ECLI:NL:CRVB:2023:902
Centrale Raad van Beroep
- Hoger beroep
- Rechtspraak.nl
Hoger beroep inzake afwijzing WIA-uitkering en causaal verband tussen klachten
In deze zaak gaat het om een hoger beroep van appellant tegen de uitspraak van de rechtbank Amsterdam, die het beroep tegen een besluit van het Uwv ongegrond verklaarde.

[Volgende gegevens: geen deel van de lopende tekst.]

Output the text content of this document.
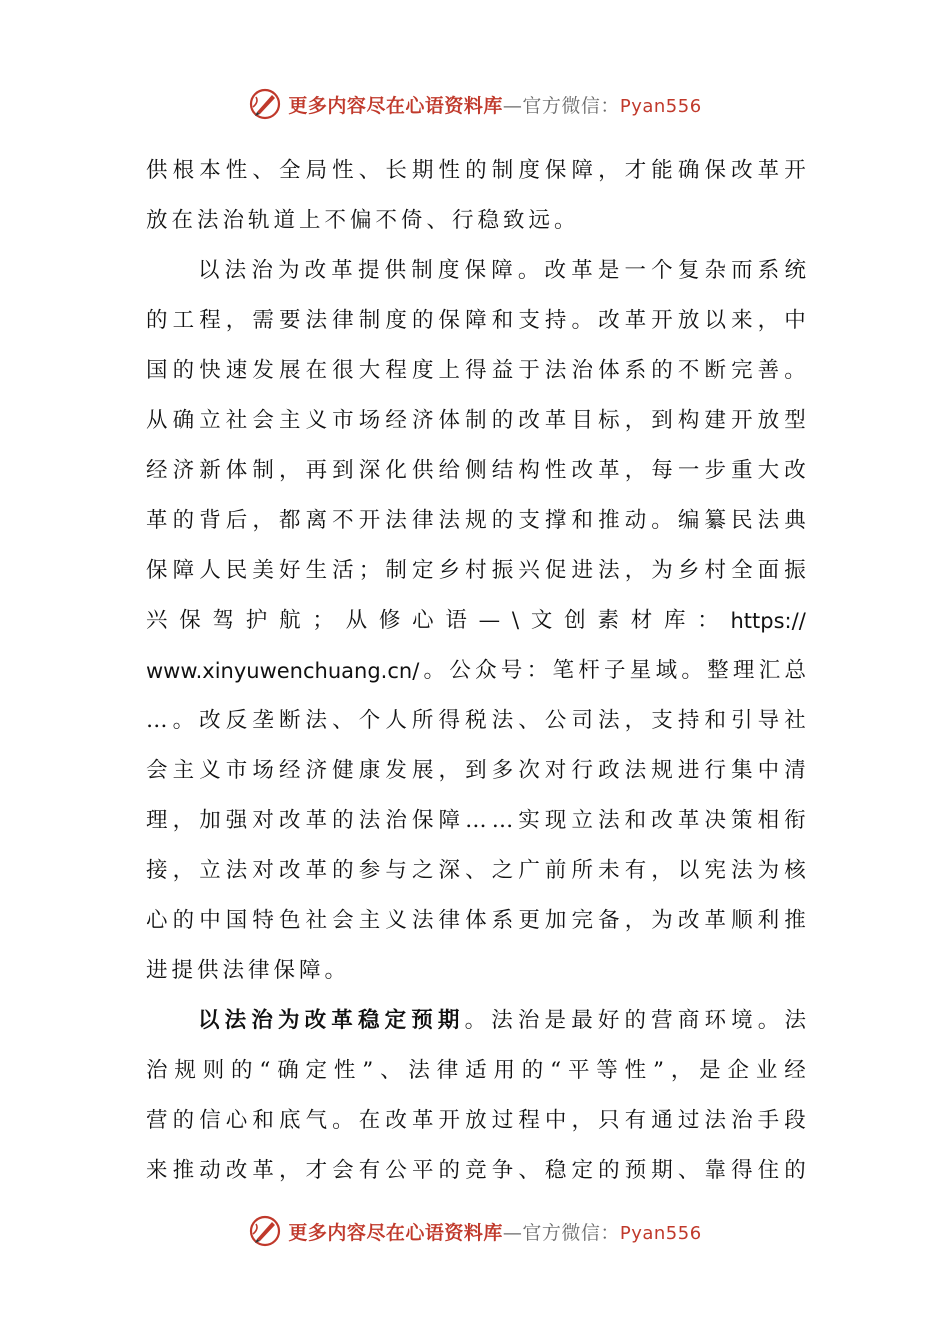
更多内容尽在心语资料库—官方微信：Pyan556
供 根 本 性 、 全 局 性 、 长 期 性 的 制 度 保 障 ， 才 能 确 保 改 革 开
放在法治轨道上不偏不倚、行稳致远。
以 法 治 为 改 革 提 供 制 度 保 障 。 改 革 是 一 个 复 杂 而 系 统
的 工 程 ， 需 要 法 律 制 度 的 保 障 和 支 持 。 改 革 开 放 以 来 ， 中
国 的 快 速 发 展 在 很 大 程 度 上 得 益 于 法 治 体 系 的 不 断 完 善 。
从 确 立 社 会 主 义 市 场 经 济 体 制 的 改 革 目 标 ， 到 构 建 开 放 型
经 济 新 体 制 ， 再 到 深 化 供 给 侧 结 构 性 改 革 ， 每 一 步 重 大 改
革 的 背 后 ， 都 离 不 开 法 律 法 规 的 支 撑 和 推 动 。 编 纂 民 法 典
保 障 人 民 美 好 生 活 ； 制 定 乡 村 振 兴 促 进 法 ， 为 乡 村 全 面 振
兴 保 驾 护 航 ； 从 修 心 语 — \ 文 创 素 材 库 ： https://
www.xinyuwenchuang.cn/ 。 公 众 号 ： 笔 杆 子 星 域 。 整 理 汇 总
… 。 改 反 垄 断 法 、 个 人 所 得 税 法 、 公 司 法 ， 支 持 和 引 导 社
会 主 义 市 场 经 济 健 康 发 展 ， 到 多 次 对 行 政 法 规 进 行 集 中 清
理 ， 加 强 对 改 革 的 法 治 保 障 … … 实 现 立 法 和 改 革 决 策 相 衔
接 ， 立 法 对 改 革 的 参 与 之 深 、 之 广 前 所 未 有 ， 以 宪 法 为 核
心 的 中 国 特 色 社 会 主 义 法 律 体 系 更 加 完 备 ， 为 改 革 顺 利 推
进提供法律保障。
以 法 治 为 改 革 稳 定 预 期 。 法 治 是 最 好 的 营 商 环 境 。 法
治 规 则 的 “ 确 定 性 ” 、 法 律 适 用 的 “ 平 等 性 ” ， 是 企 业 经
营 的 信 心 和 底 气 。 在 改 革 开 放 过 程 中 ， 只 有 通 过 法 治 手 段
来 推 动 改 革 ， 才 会 有 公 平 的 竞 争 、 稳 定 的 预 期 、 靠 得 住 的
更多内容尽在心语资料库—官方微信：Pyan556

Appellant, die werkzaam was als medewerker elektrotechniek, meldde zich op 1 oktober 2012 ziek vanwege lichamelijke en psychische klachten. Na een eerdere afwijzing van zijn WIA-aanvraag op 5 augustus 2014, heeft appellant zich opnieuw ziekgemeld met toegenomen klachten per 11 juli 2019. Het Uwv weigerde opnieuw een WIA-uitkering, omdat de toegenomen klachten niet voortkwamen uit dezelfde ziekteoorzaak als eerder vastgesteld. Appellant voerde aan dat er wel degelijk een causaal verband was en dat het onderzoek door de verzekeringsartsen onzorgvuldig was. De Centrale Raad van Beroep oordeelde dat het Uwv voldoende had onderbouwd dat er geen causaal verband was tussen de eerdere en de huidige klachten. De Raad bevestigde de uitspraak van de rechtbank en oordeelde dat er geen reden was om een onafhankelijk deskundige te benoemen, aangezien appellant voldoende gelegenheid had gehad om zijn verhaal te doen tijdens het spreekuur. De Raad concludeerde dat het hoger beroep niet slaagde en bevestigde de eerdere uitspraak van de rechtbank.